If people know what they are looking for, it is often possible to tell if your neighbor is making bombs, or if someone is involved in other pre-operational activity. But aside from such discreet indicators, there are frequently far more overt signs. It is very common after an attack to hear witnesses talk about how the attacker had made threats or had showed signs of becoming increasingly radicalized. Reporting such signs to the authorities can stop — and has stopped —attacks.
One recent example of a grassroots defender saving lives by preventing an armed assault was when a concerned citizen called the police department in Waseca, Minnesota, to report a person with a suspicious demeanor entering a storage facility. When police responded, they found that the suspect was storing gunpowder, pyrotechnic chemicals, a pressure cooker, steel ball bearings and other items used in bombmaking inside the locker. After interviewing the suspect, 17-year-old John LaDue, the police learned that he was planning a Columbine-style gun and bomb attack against his school.
In another example, an alert gun store employee in Killeen, Texas, called the police after a customer behaved suspiciously while purchasing a large quantity of smokeless powder. The police were able to track the suspect based on the license plate the employee provided. Their investigation determined that the subject, Pfc.
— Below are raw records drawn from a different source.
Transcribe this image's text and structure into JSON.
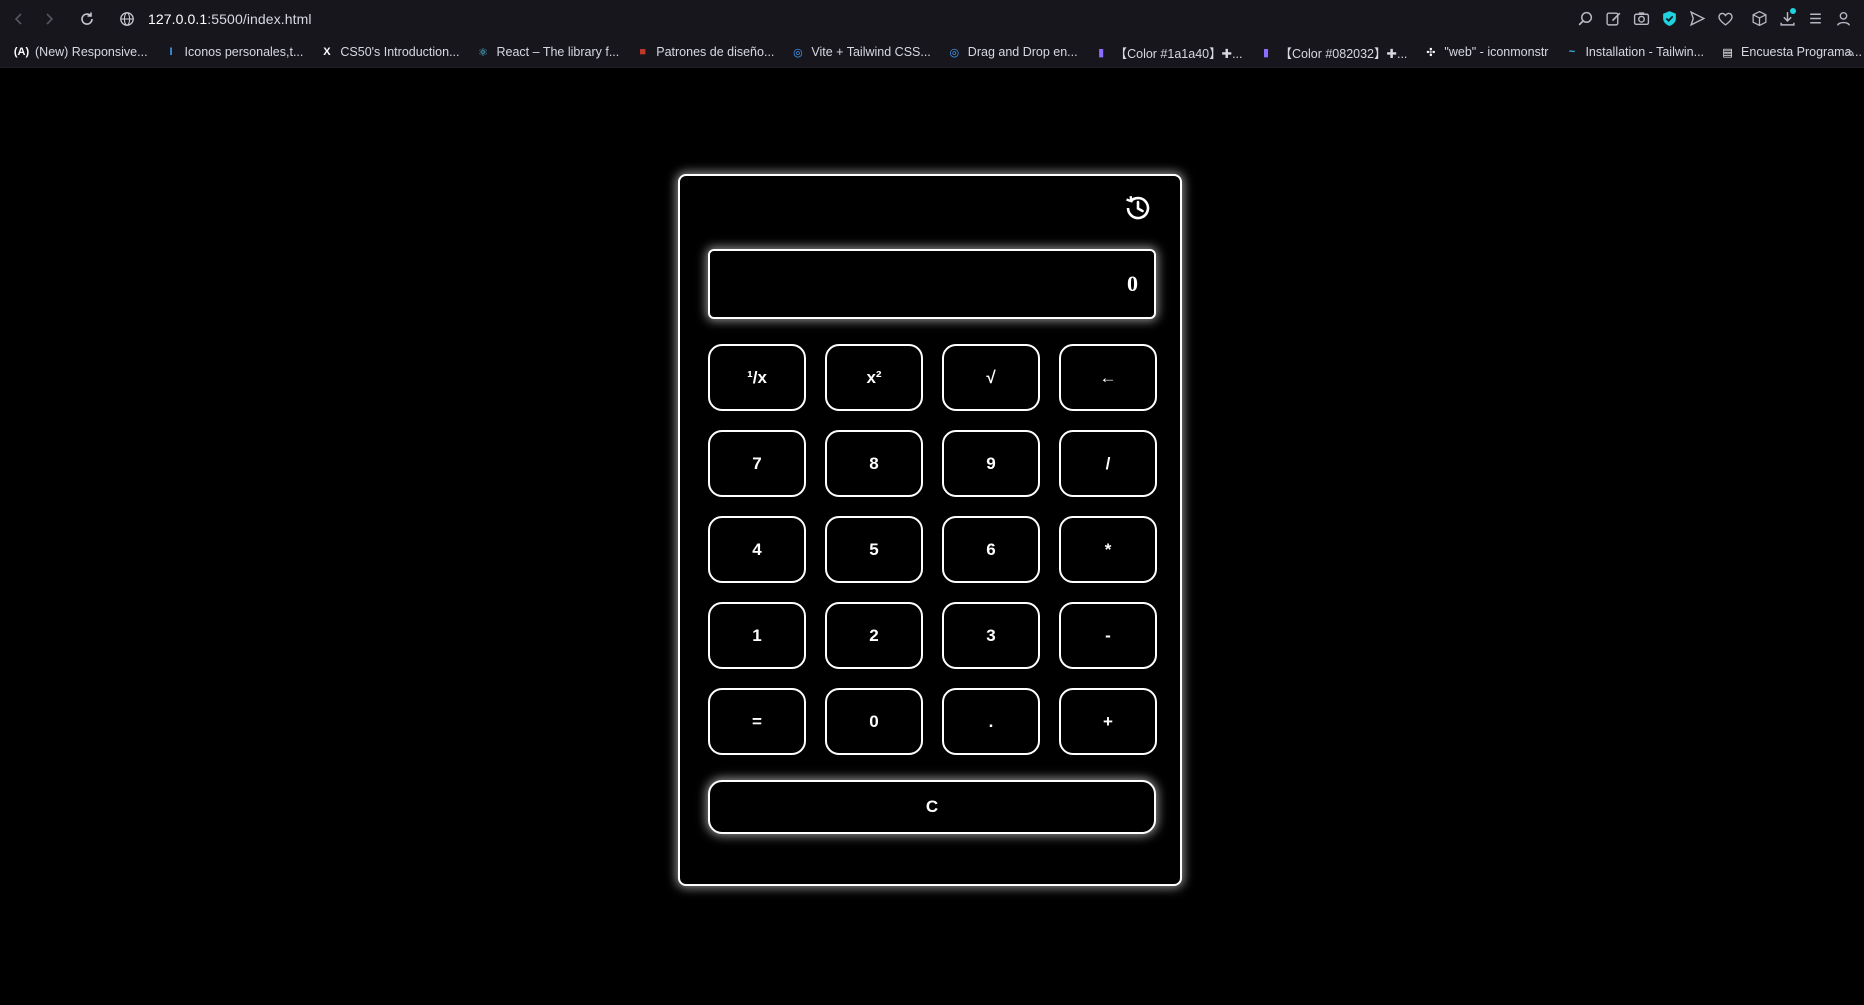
{
  "browser": {
    "url_host": "127.0.0.1",
    "url_rest": ":5500/index.html",
    "bookmarks": [
      {
        "label": "(New) Responsive...",
        "icon": "(A)",
        "color": "#ffffff"
      },
      {
        "label": "Iconos personales,t...",
        "icon": "I",
        "color": "#3aa0ff"
      },
      {
        "label": "CS50's Introduction...",
        "icon": "X",
        "color": "#ffffff"
      },
      {
        "label": "React – The library f...",
        "icon": "⚛",
        "color": "#61dafb"
      },
      {
        "label": "Patrones de diseño...",
        "icon": "■",
        "color": "#c0392b"
      },
      {
        "label": "Vite + Tailwind CSS...",
        "icon": "◎",
        "color": "#4aa3ff"
      },
      {
        "label": "Drag and Drop en...",
        "icon": "◎",
        "color": "#4aa3ff"
      },
      {
        "label": "【Color #1a1a40】✚...",
        "icon": "▮",
        "color": "#8a6cff"
      },
      {
        "label": "【Color #082032】✚...",
        "icon": "▮",
        "color": "#8a6cff"
      },
      {
        "label": "\"web\" - iconmonstr",
        "icon": "✣",
        "color": "#ffffff"
      },
      {
        "label": "Installation - Tailwin...",
        "icon": "~",
        "color": "#38bdf8"
      },
      {
        "label": "Encuesta Programa...",
        "icon": "▤",
        "color": "#ffffff"
      }
    ],
    "more": "»"
  },
  "calculator": {
    "display": "0",
    "keys": [
      "¹/x",
      "x²",
      "√",
      "←",
      "7",
      "8",
      "9",
      "/",
      "4",
      "5",
      "6",
      "*",
      "1",
      "2",
      "3",
      "-",
      "=",
      "0",
      ".",
      "+"
    ],
    "key_names": [
      "reciprocal",
      "square",
      "sqrt",
      "backspace",
      "7",
      "8",
      "9",
      "divide",
      "4",
      "5",
      "6",
      "multiply",
      "1",
      "2",
      "3",
      "subtract",
      "equals",
      "0",
      "decimal",
      "add"
    ],
    "clear_label": "C"
  },
  "colors": {
    "background": "#000000",
    "border": "#ffffff",
    "chrome": "#16161c",
    "accent": "#1fd2e0"
  }
}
Naser Jason Abdo, was an Army deserter who had planned to conduct a bombing and armed assault against a Killeen restaurant frequented by soldiers from the nearby Fort Hood.
Obviously, not every person lurking suspiciously outside a shopping mall is a terrorist, and not every small explosion indicates terrorist bombmaking activity. But reporting such incidents to the authorities will give them an opportunity to investigate and determine whether the incidents are innocuous or sinister. The grassroots threat may be amorphous, but it is not invisible; it can be detected and stopped.